The US Department of Health and Human Services’ Office for Civil Rights (“OCR”) recently announced a settlement with Georgia-based Athens Orthopedic Clinic PA (the “Clinic”) to resolve multiple alleged violations of the Privacy and Security Rules under the Health Insurance Portability and Accountability Act (“HIPAA”).\

Under the terms of the settlement, the Clinic agreed to pay $1.5 million to OCR and to adopt a corrective action plan to settle potential violations of the Privacy and Security Rules under HIPAA. The Clinic provides orthopedic services to approximately 138,000 patients annually.

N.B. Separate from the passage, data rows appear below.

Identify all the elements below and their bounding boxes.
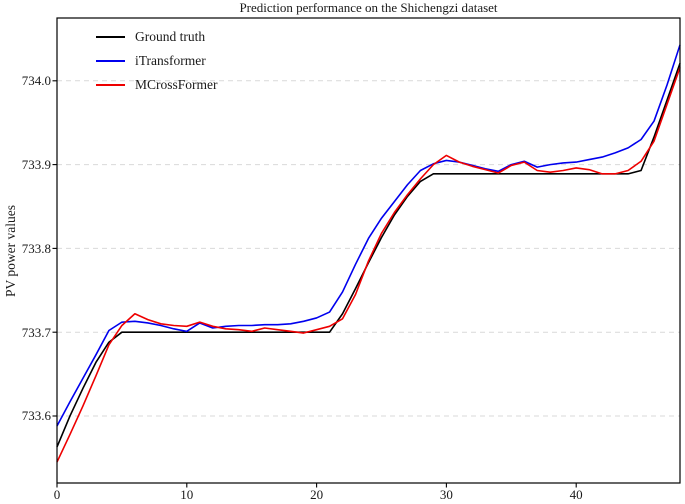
- legend-label: MCrossFormer: [135, 77, 218, 92]
- legend-item-mcrossformer: MCrossFormer: [96, 73, 218, 97]
- chart-title: Prediction performance on the Shichengzi…: [239, 0, 498, 15]
- series-line: [56, 44, 681, 427]
- legend-label: iTransformer: [135, 53, 206, 68]
- itransformer-line-swatch: [96, 60, 125, 62]
- mcrossformer-line-swatch: [96, 84, 125, 86]
- legend: Ground truth iTransformer MCrossFormer: [96, 25, 218, 97]
- legend-item-itransformer: iTransformer: [96, 49, 218, 73]
- legend-label: Ground truth: [135, 29, 206, 44]
- legend-item-ground-truth: Ground truth: [96, 25, 218, 49]
- axes-spines: [56, 17, 681, 484]
- ground-truth-line-swatch: [96, 36, 125, 38]
- series-line: [56, 67, 681, 463]
- series-line: [56, 62, 681, 448]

The Clinic had been notified by a journalist in June 2016 that a database of the electronic protected health information (“ePHI”) of Clinic patients had been offered for sale on the dark web by a group known for infiltrating systems, stealing personal information, and issuing demands for payment to prevent the sale of data. Two days later, the group contacted the Clinic and demanded money in return for a complete copy of the database of the ePHI it had exfiltrated. The Clinic subsequently determined that the group had used a vendor’s credentials to access their electronic medical record system to access and exfiltrate ePHI for over a month. The Clinic reportedly refused to pay the ransom.

The Clinic reported the breach to OCR in July 2016, informing OCR that 208,557 individuals were affected and that the ePHI disclosed included patients’ names, dates of birth, social security numbers, medical procedures, test results and health insurance information.

According to the OCR press release, OCR’s investigation discovered longstanding, systemic noncompliance by the Clinic with the HIPAA Privacy and Security Rules, including failures to conduct risk analyses, implement risk management and audit controls, maintain HIPAA policies and procedures, secure business associate agreements with three of its business associates, and provide HIPAA Privacy Rule training to employees. As a result of these compliance failures, the Clinic failed to prevent unauthorized access to ePHI, in violation the HIPAA Security Rules.

In addition to the financial penalty, the Clinic agreed to a corrective action plan with a term of two years and covering the aspects of noncompliance discovered during OCR’s investigation. The corrective action plan includes a requirement to obtain OCR’s prior approval of policies, analyses and training and to submit annual reports to OCR. In settling the matter, the Clinic made no admission of liability.

“Hacking is the number one source of large health care data breaches. Health care providers that fail to follow the HIPAA Security Rule make their patients’ health data a tempting target for hackers,” said OCR Director Roger Severino.